Para cumprir com os fins propostos neste artigo, nosso foco será a parte de receitas orçamentárias, que são aquelas consideradas efetivamente como receitas públicas. A definição técnica desta modalidade consiste em “recursos financeiros que ingressam durante o exercício e constituem elemento novo para o patrimônio público.”
Para o cálculo do resultado primário, é necessário utilizar o conceito de Receita Líquida, que consiste na diferença entre a Receita Total e as Transferências por Repartição de Receita, grupo que abriga algumas deduções feitas da receita federal feitas por força de lei, como no caso dos Fundos Constitucionais, Contribuição do Salário Educação ou o Fundo de Participação dos Estados e o Fundo de Participação dos Municípios.
Já as despesas orçamentárias são definidas como “toda transação que depende de autorização legislativa, na forma de consignação de dotação orçamentária, para ser efetivada.” Este tipo de despesa, também chamado de Despesa Orçamentária Efetiva, em geral está atrelado à despesa corrente.
Qual a relação entre o resultado primário e a inflação?
O impacto da inflação no resultado primário do governo ocorre de duas formas:
No caso das receitas, a influência se dá na cobrança dos impostos que incidem sobre bens e serviços, que tomam como base alíquotas pré-estabelecidas e não variam de acordo com as mudanças nos preços. Isto faz com que a parcela arrecadada pelo governo seja maior à medida que a inflação aumenta, sem relação com uma eventual melhora na atividade econômica.
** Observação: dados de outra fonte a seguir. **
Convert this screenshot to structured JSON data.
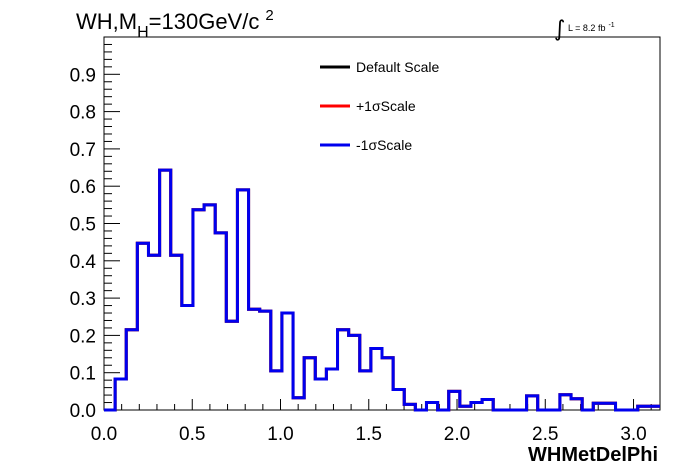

Pelo lado dos custos, como já é de conhecimento público, desde a promulgação da PEC 55/2016, conhecida como “Teto de Gastos”, houve a estipulação que as despesas seriam corrigidas pelo índice de inflação do período anterior, considerando como intervalo os meses de julho do ano anterior e junho do ano corrente. No ano passado, foi aprovada a Emenda Constitucional 113, resultado da PEC 23/2021, que dentre outras medidas, alterou o período a ser considerado para correção do teto, que passou a ser de janeiro a dezembro. Cabe agora analisar como os efeitos da inflação crescente vem afetando o orçamento do país, o que será feito na sequência.
Inflação e finanças públicas em 2022
A inflação acima do previsto tem sido um dos fatores a afetar o orçamento público em 2022, tendo atuado em conjunto com a apreciação cambial, a valorização do preço das commodities e o recebimento de receitas extraordinárias. Considerando os meses de janeiro e fevereiro, que serão utilizados como base uma vez que o Tesouro ainda não disponibilizou os resultados de março em função da recente greve dos servidores federais, a inflação, no acumulado anual, foi de, respectivamente, 18,21% e 17,41%.
No que diz respeito à arrecadação, a escalada inflacionária auxiliou no crescimento das Receitas Administradas pela Receita Federal Brasileira (RFB), que tomando como referência o mesmo período do ano anterior, cresceram em janeiro e fevereiro, respectivamente, 29% e 16%. Dentre seus componentes, o IPI merece destaque, tendo registrado expansão de 7% em janeiro e 21% fevereiro. Ao abrir o indicador, os dados de alguns grupos chamam atenção, como no caso da cobrança feita sobre o grupo de bebidas, um dos mais afetados pela inflação, que apesar da queda de 7% em janeiro, aumentou sua arrecadação em 14% em fevereiro na comparação anual, além dos recursos angariados com o imposto sobre o fumo, que também tiveram bom desempenho, com alta de 19% e 3% nos dois primeiros meses do ano.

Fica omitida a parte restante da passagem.